Remorse may be the overarching emotion within the Italian, Lisbon-based singer-songwriter and guitarist Marco Pastoré Cammarino’s latest single, Empty Bus; sonically, it progressively drifts across the tonal spectrum to stand as a testament to the artist’s aptitude for melodic expression.

After a plaintively sparse intro that suckers you into the melancholy, the smoky jazz horns, Nile Rodger-Esque guitar chops and seductive keys make for an aphrodisiacal platform for Marco Pastoré Cammarino’s just as knee-weakening vocal timbre.

Towards the outro, Marco Pastoré Cammarino’s rock influences collide with the soundscape in an entirely unexpected, indulgently appreciated style. In short, Empty Bus is a single that never stops giving the gravitas.

Empty Bus is now available to stream on Spotify.

Review by Amelia Vandergast


Flying Oceans lit up the Manchester music scene with their soul-stirring funk-rock fusion, Circles

Flying Oceans

The Manchester music scene became infinitely richer for the latest release from the funk-rock pioneers, Flying Oceans. If you can imagine what it would have sounded like if Incubus abstracted their plaintiveness and implanted unbridled soul, you will get an idea of the stirring alchemy that Circles delivered.

With the guitars consistently transitioning between roots-deep funk chops and jangly Marr-Esque rhythm and the seductively low basslines bringing just as much gravitas as Mr Bungle’s, Circles has all the makings of a playlist staple for anyone that wants to find a slice of aural solace in our disjointing times where it’s all but impossible to find rhyme or reason away from the airwaves.

Hear Flying Oceans’ latest single, Circles, here.

Review by Amelia Vandergast

Malo Daniels gave indie Americana pop-rock a soul injection with ‘Waiting for Roses’

After the successful launch of his debut single, Down, Out and Up, in 2022, the singer-songwriter, Malo Daniels, proved that he was worthy of a place on listeners’ radars with the launch of his debut album, Waiting for Roses, which fuses pop, soul, rock and Americana – to swoon-worthy effect.

With a team of Nashville musicians behind him and acclaimed producer, Dallas Dudley, polishing the album, Waiting for Roses is a triumph of romanticism, sun-soaked talent and powerfully mature songwriting.
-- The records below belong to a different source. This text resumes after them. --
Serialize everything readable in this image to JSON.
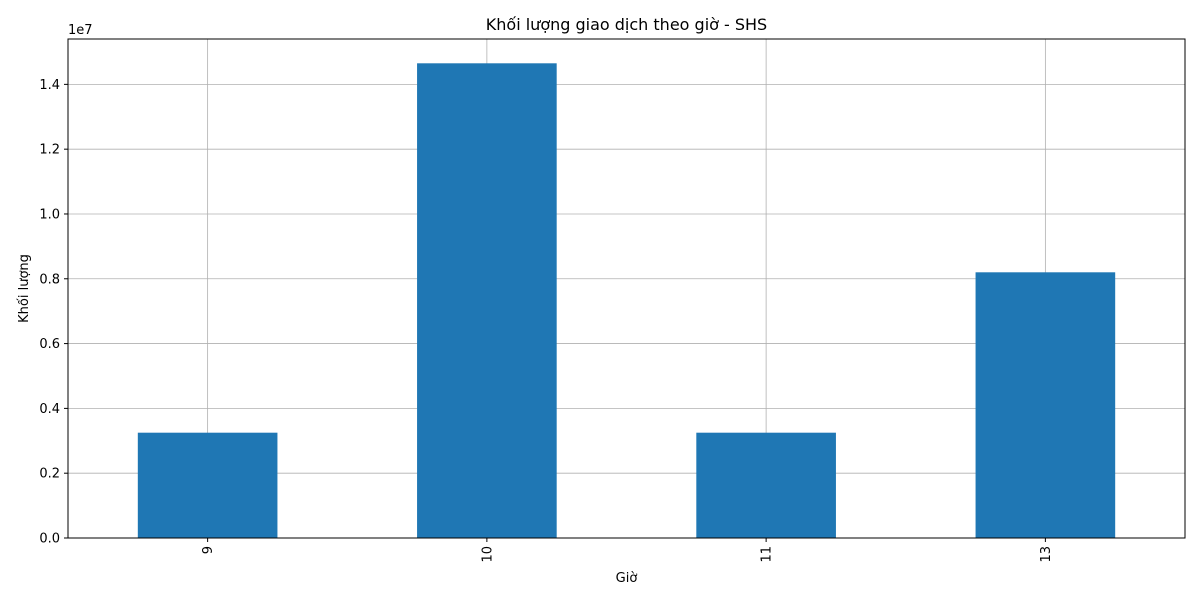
{
  "chart_data": {
    "type": "bar",
    "title": "Khối lượng giao dịch theo giờ - SHS",
    "xlabel": "Giờ",
    "ylabel": "Khối lượng",
    "offset_label": "1e7",
    "categories": [
      "9",
      "10",
      "11",
      "13"
    ],
    "values": [
      3250000,
      14650000,
      3250000,
      8200000
    ],
    "ylim": [
      0,
      15400000
    ],
    "yticks": [
      0,
      2000000,
      4000000,
      6000000,
      8000000,
      10000000,
      12000000,
      14000000
    ],
    "ytick_labels": [
      "0.0",
      "0.2",
      "0.4",
      "0.6",
      "0.8",
      "1.0",
      "1.2",
      "1.4"
    ],
    "bar_color": "#1f77b4",
    "grid": true,
    "xtick_rotation": "vertical"
  }
}
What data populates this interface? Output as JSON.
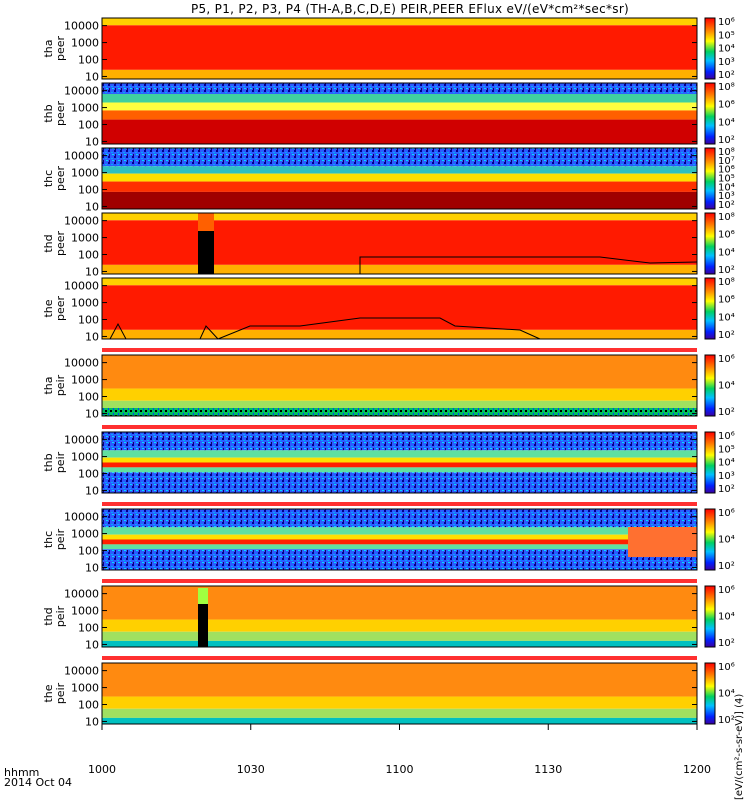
{
  "title": "P5, P1, P2, P3, P4 (TH-A,B,C,D,E) PEIR,PEER EFlux eV/(eV*cm²*sec*sr)",
  "colorbar_title": "[eV/(cm²-s-sr-eV)] (4)",
  "x_axis": {
    "line1": "hhmm",
    "line2": "2014 Oct 04"
  },
  "colors": {
    "red": "#ff0000",
    "orange": "#ff7a00",
    "yellow": "#ffff00",
    "green": "#00d060",
    "blue": "#0050ff",
    "dark_red": "#8b0000"
  },
  "chart_data": {
    "type": "heatmap",
    "x": {
      "label": "hhmm",
      "date": "2014 Oct 04",
      "ticks": [
        "1000",
        "1030",
        "1100",
        "1130",
        "1200"
      ],
      "range": [
        "1000",
        "1200"
      ]
    },
    "y_scale": "log",
    "y_ticks": [
      "10",
      "100",
      "1000",
      "10000"
    ],
    "colorbar_scale": "log",
    "panels": [
      {
        "id": "tha-peer",
        "label": [
          "tha",
          "peer"
        ],
        "dominant": "red",
        "colorbar_ticks": [
          "10⁶",
          "10⁵",
          "10⁴",
          "10³",
          "10²"
        ]
      },
      {
        "id": "thb-peer",
        "label": [
          "thb",
          "peer"
        ],
        "dominant": "red-band",
        "colorbar_ticks": [
          "10⁸",
          "10⁶",
          "10⁴",
          "10²"
        ]
      },
      {
        "id": "thc-peer",
        "label": [
          "thc",
          "peer"
        ],
        "dominant": "red-low",
        "colorbar_ticks": [
          "10⁸",
          "10⁷",
          "10⁶",
          "10⁵",
          "10⁴",
          "10³",
          "10²"
        ]
      },
      {
        "id": "thd-peer",
        "label": [
          "thd",
          "peer"
        ],
        "dominant": "red",
        "colorbar_ticks": [
          "10⁸",
          "10⁶",
          "10⁴",
          "10²"
        ]
      },
      {
        "id": "the-peer",
        "label": [
          "the",
          "peer"
        ],
        "dominant": "red",
        "colorbar_ticks": [
          "10⁸",
          "10⁶",
          "10⁴",
          "10²"
        ]
      },
      {
        "id": "tha-peir",
        "label": [
          "tha",
          "peir"
        ],
        "dominant": "orange",
        "colorbar_ticks": [
          "10⁶",
          "10⁴",
          "10²"
        ]
      },
      {
        "id": "thb-peir",
        "label": [
          "thb",
          "peir"
        ],
        "dominant": "blue-band",
        "colorbar_ticks": [
          "10⁶",
          "10⁵",
          "10⁴",
          "10³",
          "10²"
        ]
      },
      {
        "id": "thc-peir",
        "label": [
          "thc",
          "peir"
        ],
        "dominant": "blue-band",
        "colorbar_ticks": [
          "10⁶",
          "10⁴",
          "10²"
        ]
      },
      {
        "id": "thd-peir",
        "label": [
          "thd",
          "peir"
        ],
        "dominant": "orange",
        "colorbar_ticks": [
          "10⁶",
          "10⁴",
          "10²"
        ]
      },
      {
        "id": "the-peir",
        "label": [
          "the",
          "peir"
        ],
        "dominant": "orange",
        "colorbar_ticks": [
          "10⁶",
          "10⁴",
          "10²"
        ]
      }
    ]
  }
}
The title single is as hooky as Faith by George Michael, as indulgently indie as Kurt Vile and as soulfully compelling as Prince’s sweetest serenades. With the warm over-driven guitars greeting the horn stabs and Daniels’ honeyed vocal timbre, you’d be hard-pressed finding a track that takes you higher than this unadulterated feat of romanticism and longingly panoramic expression.

Waiting for Roses is now available to stream via Spotify.